Compatible with CSI Version | Container Image | Min K8s Version | Recommended K8s Version |
---|---|---|---|
CSI Spec v1.5.0 | registry.k8s.io/sig-storage/csi-attacher | 1.17 | 1.22 |
Feature Status
Various external-attacher releases come with different alpha / beta features.
The following table reflects the head of this branch.
Feature | Status | Default | Description |
---|---|---|---|
CSIMigration* | GA | On | Migrating in-tree volume plugins to CSI. |
ReadWriteOncePod* | Alpha | Off | Single pod access mode for PersistentVolumes. |
*) There is no special feature gate for this feature. It is enabled by turning on the corresponding features in Kubernetes.

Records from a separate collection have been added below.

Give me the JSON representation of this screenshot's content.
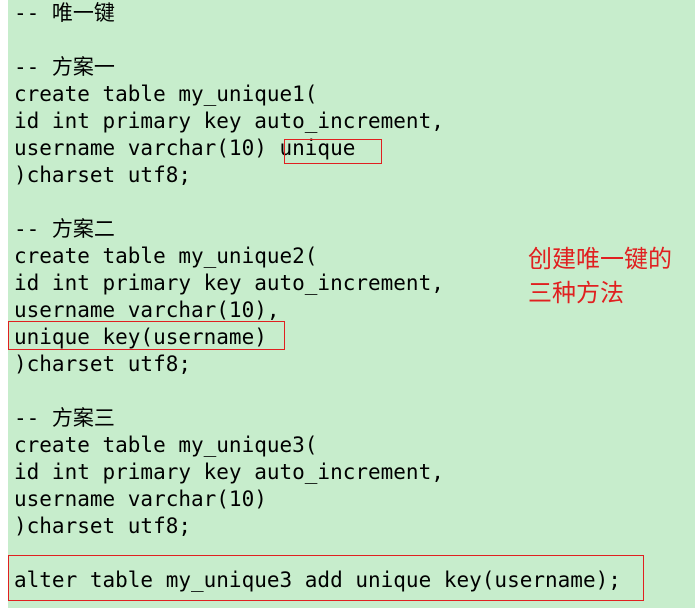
{
  "lines": [
    "-- 唯一键",
    "",
    "-- 方案一",
    "create table my_unique1(",
    "id int primary key auto_increment,",
    "username varchar(10) unique",
    ")charset utf8;",
    "",
    "-- 方案二",
    "create table my_unique2(",
    "id int primary key auto_increment,",
    "username varchar(10),",
    "unique key(username)",
    ")charset utf8;",
    "",
    "-- 方案三",
    "create table my_unique3(",
    "id int primary key auto_increment,",
    "username varchar(10)",
    ")charset utf8;",
    "",
    "alter table my_unique3 add unique key(username);"
  ],
  "annotation": {
    "line1": "创建唯一键的",
    "line2": "三种方法"
  },
  "colors": {
    "background": "#c7edcc",
    "highlight_border": "#e02020",
    "annotation_text": "#e02020"
  }
}
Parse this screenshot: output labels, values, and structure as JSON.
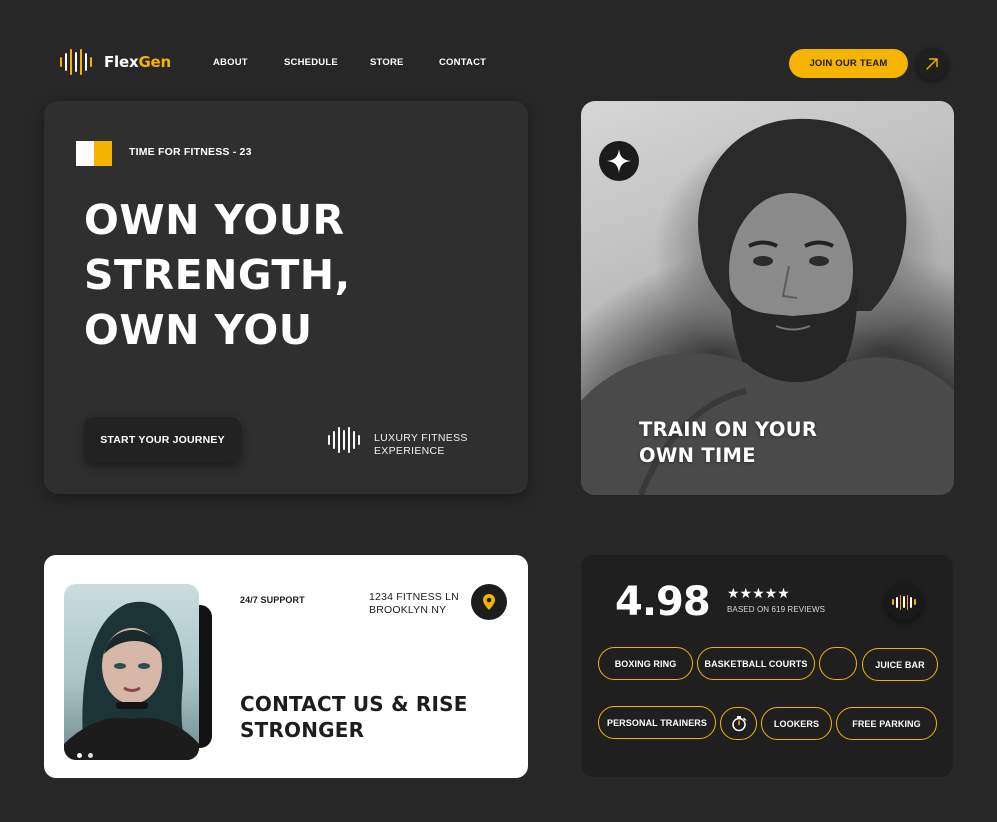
{
  "brand": {
    "name_part1": "Flex",
    "name_part2": "Gen",
    "accent": "#f5b400"
  },
  "nav": {
    "items": [
      {
        "label": "ABOUT"
      },
      {
        "label": "SCHEDULE"
      },
      {
        "label": "STORE"
      },
      {
        "label": "CONTACT"
      }
    ],
    "cta_label": "JOIN OUR TEAM",
    "cta_icon": "arrow-up-right-icon"
  },
  "hero": {
    "eyebrow": "TIME FOR FITNESS - 23",
    "title_lines": [
      "OWN YOUR",
      "STRENGTH,",
      "OWN YOU"
    ],
    "button_label": "START YOUR JOURNEY",
    "tagline_lines": [
      "LUXURY FITNESS",
      "EXPERIENCE"
    ]
  },
  "photo_card": {
    "caption_lines": [
      "TRAIN ON YOUR",
      "OWN TIME"
    ],
    "badge_icon": "sparkle-star-icon"
  },
  "contact": {
    "support_label": "24/7 SUPPORT",
    "address_lines": [
      "1234 FITNESS LN",
      "BROOKLYN NY"
    ],
    "title_lines": [
      "CONTACT US & RISE",
      "STRONGER"
    ],
    "location_icon": "map-pin-icon"
  },
  "rating": {
    "value": "4.98",
    "stars": "★★★★★",
    "star_count": 5,
    "reviews_label": "BASED ON 619 REVIEWS",
    "amenities_row1": [
      "BOXING RING",
      "BASKETBALL COURTS",
      "",
      "JUICE BAR"
    ],
    "amenities_row2": [
      "PERSONAL TRAINERS",
      "",
      "LOOKERS",
      "FREE PARKING"
    ],
    "stopwatch_icon": "stopwatch-icon"
  }
}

All other external-attacher features and the external-attacher itself is considered GA and fully supported.
Usage
It is necessary to create a new service account and give it enough privileges to run the external-attacher, see deploy/kubernetes/rbac.yaml
. The attacher is then deployed as single Deployment as illustrated below:
kubectl create deploy/kubernetes/deployment.yaml
The external-attacher may run in the same pod with other external CSI controllers such as the external-provisioner, external-snapshotter and/or external-resizer.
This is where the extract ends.